Gargalo na cadeia de insumos e matérias-primas começa a atingir agroindústrias



De acordo com pesquisa realizada pela Confederação Nacional da Indústria (CNI), referente ao mês de outubro deste ano, o recuo na demanda no mercado de insumos no começo da pandemia e a inesperada recuperação alguns meses depois criou um gargalo no setor, que afeta desde a indústria de móveis, plásticos, metal, têxteis, entre outras. Isso já afeta algumas agroindústrias, principalmente no fornecimento de embalagens plásticas e de papel, além de peças para máquinas.

"As cadeias produtivas estavam desmobilizadas; produtores e fornecedores de insumos contavam com poucos produtos em estoque. Isso gerou escassez e aumento dos preços de insumos neste período de retomada econômica", informou a CNI no estudo.

No levantamento, 44% das empresas consultadas pela CNI afirmam que estão com dificuldades em atender algum cliente, deixando, ou demorando para atendê-los. A principal dificuldade é a falta de estoque, relatada pela maior parte das empresas pesquisadas pela instituição.

Das empresas de material plástico, 62% relataram estar com dificuldades em atender os clientes, ou demoram para atender à demanda. Das indústrias deste setor, 84% das indústrias estão enfrentando problemas para conseguir insumos ou matérias-primas produzidas no país, sendo que 43% reportaram "muita dificuldade".

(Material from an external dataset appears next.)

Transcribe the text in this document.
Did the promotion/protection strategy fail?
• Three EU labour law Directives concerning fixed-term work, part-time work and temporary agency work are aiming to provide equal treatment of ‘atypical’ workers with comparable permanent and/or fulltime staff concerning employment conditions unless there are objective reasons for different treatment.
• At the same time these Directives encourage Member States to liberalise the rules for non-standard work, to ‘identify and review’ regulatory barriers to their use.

De acordo com a Lar Cooperativa Agroindustrial, "acendeu a luz amarela". Em nota, a Lar informou que já entrou em contato com seus fornecedores e está cotando preços de embalagens, mantendo o planejamento e fazendo encomendas em um prazo maior.

"A cooperativa C.Vale tomou precauções 90 dias atrás antecipando pedidos, alertada pelos fornecedores pela possibilidade de dificuldades na entrega e também aumentou estoques de embalagens para se precaver, já que há atrasos na entrega pela alta no consumo mercado interno e aumento da demanda para final do ano", informou a cooperativa.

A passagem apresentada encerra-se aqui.